Yes, other parties have not been immune to scandal and poor ethical judgements. All have used ‘dark arts’, made excuses for their own and fudged small and serious indiscretions so that ethics is politics is the greyest of grey areas.
Think back to the Helen Clark years and you think of Taito Phillip Field and his Thai tiler or Chris Carter sneaking around leaving an anonymous letter about a leadership challenge against Phil Goff. You might think of Clark herself speeding across the Canterbury plains.
And of course New Zealand First has ongoing issues with donations and its foundation.
The current government has hit issues of its own this week, struggling to keep New Zealanders returning to the country in quarantine. Its ability to deliver on flagship policies is reasonably questioned and its promise of unprecedented transparency has become a farce.
But National has a specific, recurring problem: Using power and privilege for political gain. And a complete disrespect for New Zealanders’ privacy.

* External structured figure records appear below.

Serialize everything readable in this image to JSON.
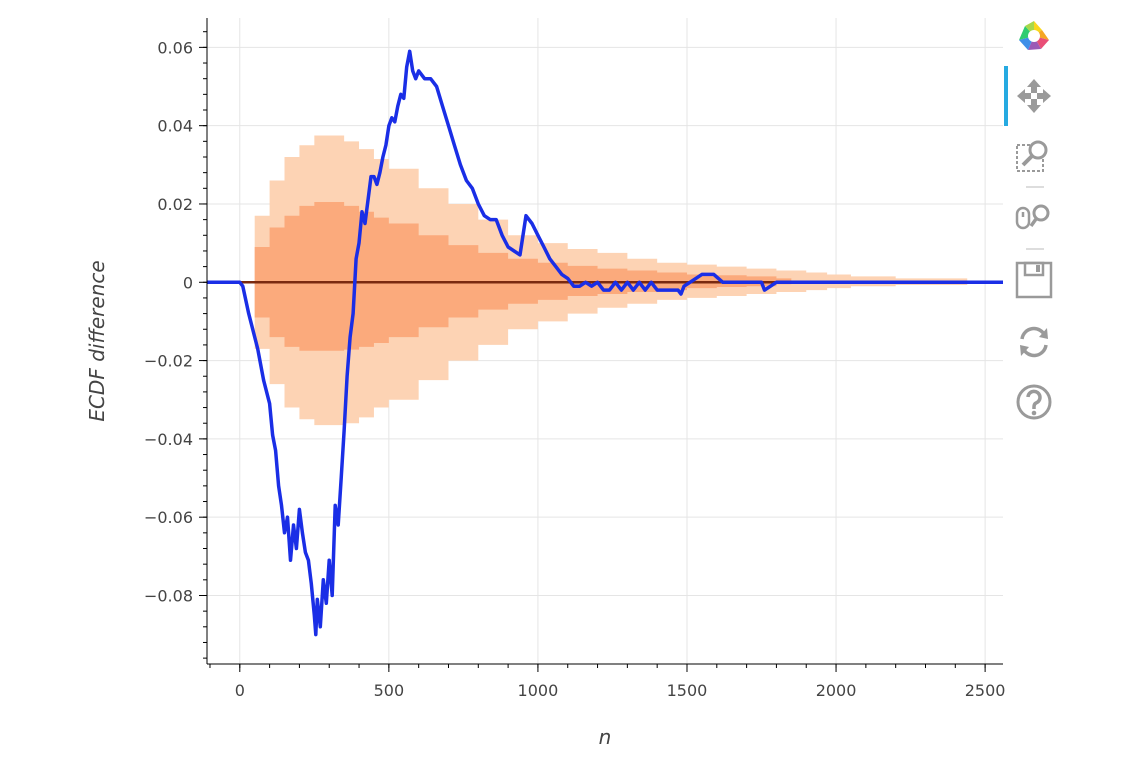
{
  "chart_data": {
    "type": "line",
    "title": "",
    "xlabel": "n",
    "ylabel": "ECDF difference",
    "xlim": [
      -110,
      2560
    ],
    "ylim": [
      -0.0975,
      0.0675
    ],
    "x_ticks": [
      0,
      500,
      1000,
      1500,
      2000,
      2500
    ],
    "y_ticks": [
      -0.08,
      -0.06,
      -0.04,
      -0.02,
      0,
      0.02,
      0.04,
      0.06
    ],
    "y_tick_labels": [
      "−0.08",
      "−0.06",
      "−0.04",
      "−0.02",
      "0",
      "0.02",
      "0.04",
      "0.06"
    ],
    "grid": true,
    "legend": "none",
    "colors": {
      "ecdf_line": "#1a2ee6",
      "outer_band": "#fdd3b4",
      "inner_band": "#fbaa7c",
      "zero_line": "#7a2a10"
    },
    "bands": [
      {
        "name": "outer",
        "x": [
          0,
          50,
          100,
          150,
          200,
          250,
          300,
          350,
          400,
          450,
          500,
          600,
          700,
          800,
          900,
          1000,
          1100,
          1200,
          1300,
          1400,
          1500,
          1600,
          1700,
          1800,
          1900,
          1970,
          2050,
          2200,
          2440
        ],
        "upper": [
          0,
          0.017,
          0.026,
          0.032,
          0.035,
          0.0375,
          0.0375,
          0.036,
          0.034,
          0.0315,
          0.029,
          0.024,
          0.02,
          0.016,
          0.012,
          0.01,
          0.0085,
          0.0075,
          0.006,
          0.005,
          0.0045,
          0.004,
          0.0035,
          0.003,
          0.0025,
          0.002,
          0.0015,
          0.001,
          0.0005
        ],
        "lower": [
          0,
          -0.017,
          -0.026,
          -0.032,
          -0.035,
          -0.0365,
          -0.0365,
          -0.036,
          -0.0345,
          -0.032,
          -0.03,
          -0.025,
          -0.02,
          -0.016,
          -0.012,
          -0.01,
          -0.008,
          -0.0065,
          -0.0055,
          -0.0045,
          -0.004,
          -0.0035,
          -0.003,
          -0.0025,
          -0.002,
          -0.0015,
          -0.001,
          -0.0007,
          -0.0003
        ]
      },
      {
        "name": "inner",
        "x": [
          0,
          50,
          100,
          150,
          200,
          250,
          300,
          350,
          400,
          450,
          500,
          600,
          700,
          800,
          900,
          1000,
          1100,
          1200,
          1300,
          1400,
          1500,
          1600,
          1700,
          1800,
          1850
        ],
        "upper": [
          0,
          0.009,
          0.014,
          0.017,
          0.0195,
          0.0205,
          0.0205,
          0.0195,
          0.018,
          0.0165,
          0.015,
          0.012,
          0.0095,
          0.0075,
          0.006,
          0.005,
          0.0042,
          0.0035,
          0.003,
          0.0025,
          0.002,
          0.0018,
          0.0015,
          0.001,
          0
        ],
        "lower": [
          0,
          -0.009,
          -0.014,
          -0.0165,
          -0.0175,
          -0.0175,
          -0.0175,
          -0.0172,
          -0.0165,
          -0.0155,
          -0.014,
          -0.0115,
          -0.009,
          -0.007,
          -0.0055,
          -0.0045,
          -0.0035,
          -0.003,
          -0.0025,
          -0.002,
          -0.0015,
          -0.0012,
          -0.001,
          -0.0005,
          0
        ]
      }
    ],
    "series": [
      {
        "x": [
          -110,
          0,
          10,
          30,
          60,
          80,
          100,
          110,
          120,
          130,
          140,
          150,
          160,
          170,
          180,
          190,
          200,
          210,
          220,
          230,
          240,
          250,
          255,
          260,
          270,
          280,
          290,
          300,
          310,
          320,
          330,
          340,
          350,
          360,
          370,
          380,
          390,
          400,
          410,
          420,
          430,
          440,
          450,
          460,
          470,
          480,
          490,
          500,
          510,
          520,
          530,
          540,
          550,
          560,
          570,
          580,
          590,
          600,
          620,
          640,
          660,
          680,
          700,
          720,
          740,
          760,
          780,
          800,
          820,
          840,
          860,
          880,
          900,
          920,
          940,
          960,
          980,
          1000,
          1020,
          1040,
          1060,
          1080,
          1100,
          1120,
          1140,
          1160,
          1180,
          1200,
          1220,
          1240,
          1260,
          1280,
          1300,
          1320,
          1340,
          1360,
          1380,
          1400,
          1420,
          1450,
          1470,
          1480,
          1490,
          1510,
          1550,
          1590,
          1620,
          1680,
          1750,
          1760,
          1780,
          1800,
          2000,
          2300,
          2560
        ],
        "y": [
          0,
          0,
          -0.001,
          -0.008,
          -0.017,
          -0.025,
          -0.031,
          -0.039,
          -0.043,
          -0.052,
          -0.057,
          -0.064,
          -0.06,
          -0.071,
          -0.062,
          -0.068,
          -0.058,
          -0.064,
          -0.069,
          -0.071,
          -0.077,
          -0.085,
          -0.09,
          -0.081,
          -0.088,
          -0.076,
          -0.082,
          -0.071,
          -0.08,
          -0.057,
          -0.062,
          -0.05,
          -0.038,
          -0.024,
          -0.014,
          -0.008,
          0.006,
          0.01,
          0.018,
          0.015,
          0.021,
          0.027,
          0.027,
          0.025,
          0.028,
          0.032,
          0.035,
          0.04,
          0.042,
          0.041,
          0.045,
          0.048,
          0.047,
          0.055,
          0.059,
          0.054,
          0.052,
          0.054,
          0.052,
          0.052,
          0.05,
          0.045,
          0.04,
          0.035,
          0.03,
          0.026,
          0.024,
          0.02,
          0.017,
          0.016,
          0.016,
          0.012,
          0.009,
          0.008,
          0.007,
          0.017,
          0.015,
          0.012,
          0.009,
          0.006,
          0.004,
          0.002,
          0.001,
          -0.001,
          -0.001,
          0,
          -0.001,
          0,
          -0.002,
          -0.002,
          0,
          -0.002,
          0,
          -0.002,
          0,
          -0.002,
          0,
          -0.002,
          -0.002,
          -0.002,
          -0.002,
          -0.003,
          -0.001,
          0,
          0.002,
          0.002,
          0,
          0,
          0,
          -0.002,
          -0.001,
          0,
          0,
          0,
          0
        ]
      }
    ]
  },
  "toolbar": {
    "logo": "bokeh-logo-icon",
    "tools": [
      "pan-icon",
      "box-zoom-icon",
      "wheel-zoom-icon",
      "save-icon",
      "reset-icon",
      "help-icon"
    ]
  }
}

The question now is whether Todd Muller is willing to ask why. He wants to be focused on new policy and campaign strategy ten weeks from an election, but as the saying goes ‘culture eats strategy for breakfast’. Unless the culture is addressed, these sort of self-inflicted wounds will keep happening. It’s surely in National’s best interests to stop excusing this behaviour as normal, hard-ball politics and face it head on.

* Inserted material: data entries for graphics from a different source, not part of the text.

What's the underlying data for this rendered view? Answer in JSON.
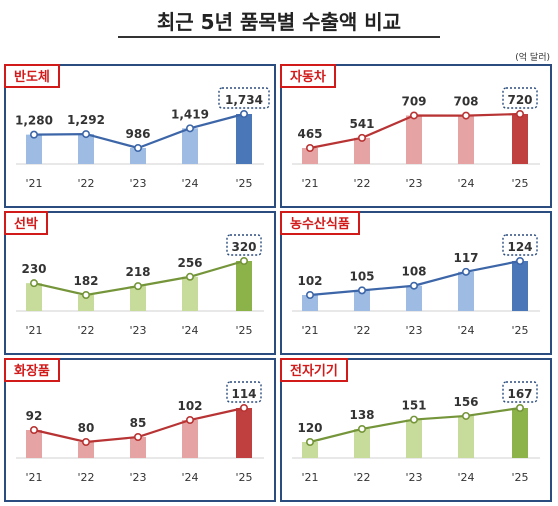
{
  "title": "최근 5년 품목별 수출액 비교",
  "unit": "(억 달러)",
  "chart_data": [
    {
      "type": "bar",
      "title": "반도체",
      "categories": [
        "'21",
        "'22",
        "'23",
        "'24",
        "'25"
      ],
      "values": [
        1280,
        1292,
        986,
        1419,
        1734
      ],
      "value_labels": [
        "1,280",
        "1,292",
        "986",
        "1,419",
        "1,734"
      ],
      "light": "#9dbbe3",
      "dark": "#4a77b8",
      "line": "#3d66a8"
    },
    {
      "type": "bar",
      "title": "자동차",
      "categories": [
        "'21",
        "'22",
        "'23",
        "'24",
        "'25"
      ],
      "values": [
        465,
        541,
        709,
        708,
        720
      ],
      "value_labels": [
        "465",
        "541",
        "709",
        "708",
        "720"
      ],
      "light": "#e6a3a3",
      "dark": "#c0403f",
      "line": "#b83434"
    },
    {
      "type": "bar",
      "title": "선박",
      "categories": [
        "'21",
        "'22",
        "'23",
        "'24",
        "'25"
      ],
      "values": [
        230,
        182,
        218,
        256,
        320
      ],
      "value_labels": [
        "230",
        "182",
        "218",
        "256",
        "320"
      ],
      "light": "#c7dc9a",
      "dark": "#8cb24a",
      "line": "#75953a"
    },
    {
      "type": "bar",
      "title": "농수산식품",
      "categories": [
        "'21",
        "'22",
        "'23",
        "'24",
        "'25"
      ],
      "values": [
        102,
        105,
        108,
        117,
        124
      ],
      "value_labels": [
        "102",
        "105",
        "108",
        "117",
        "124"
      ],
      "light": "#9dbbe3",
      "dark": "#4a77b8",
      "line": "#3d66a8"
    },
    {
      "type": "bar",
      "title": "화장품",
      "categories": [
        "'21",
        "'22",
        "'23",
        "'24",
        "'25"
      ],
      "values": [
        92,
        80,
        85,
        102,
        114
      ],
      "value_labels": [
        "92",
        "80",
        "85",
        "102",
        "114"
      ],
      "light": "#e6a3a3",
      "dark": "#c0403f",
      "line": "#b83434"
    },
    {
      "type": "bar",
      "title": "전자기기",
      "categories": [
        "'21",
        "'22",
        "'23",
        "'24",
        "'25"
      ],
      "values": [
        120,
        138,
        151,
        156,
        167
      ],
      "value_labels": [
        "120",
        "138",
        "151",
        "156",
        "167"
      ],
      "light": "#c7dc9a",
      "dark": "#8cb24a",
      "line": "#75953a"
    }
  ]
}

It’s no longer tenable for National to excuse these incidents as one-offs or the perpetrators as rogue MPs. Or for Todd Muller to dismiss the behaviour because “it doesn’t support the values of the National Party I know”. I’m sure he’s right to affirm that most party members and most MPs have the country’s best interests at heart and it’s natural to defend your team. But it’s time for Muller and the party, for its own good, to admit it has a problem. Otherwise it won’t be able to face it and deal with it. And if it won’t face the problem, voters have every right to draw their own conclusions about the character of the people wanting to run the country.
Voters who have decided ethics aren’t really a vote-changing issue may well look at National’s use of private information – information that might pertain to their granny or mate or even themselves – and decide this stuff actually matters.
So what’s Muller as the new leader going to do about? So far he has handled it poorly. His first statement on Walker’s release of the private data came a day and a half after he learnt about it and tried to brush the behaviour aside as “an error of judgment”. He even claimed he wouldn’t make any further comment on the matter. Only when it became clear that wasn’t sufficient did he go further, writing to National’s board about de-selection.
Muller also tried to dismiss the issue as between Walker and Boag, when he knew his health spokesperson Michael Woodhouse had also received private information from Michelle Boag. When asked if Woodhouse had received the same information as Walker, Muller chose pedantry and said no, rather than revealing Woodhouse had received similar, if different, emails.
The public is left with the impression he too is prepared to play games with private data.
So now Muller has a choice. Does he ride this out, confident that his party’s values are indeed more pure than they appear and hopeful that an election campaign and billions of dollars of promises will soon drive this from voters’ minds? Or does he grasp the nettle and demand a new and better culture inside his party?
Is he prepared to stand up and say, “Hi, my name is Todd and my party has a problem with dirty politics”?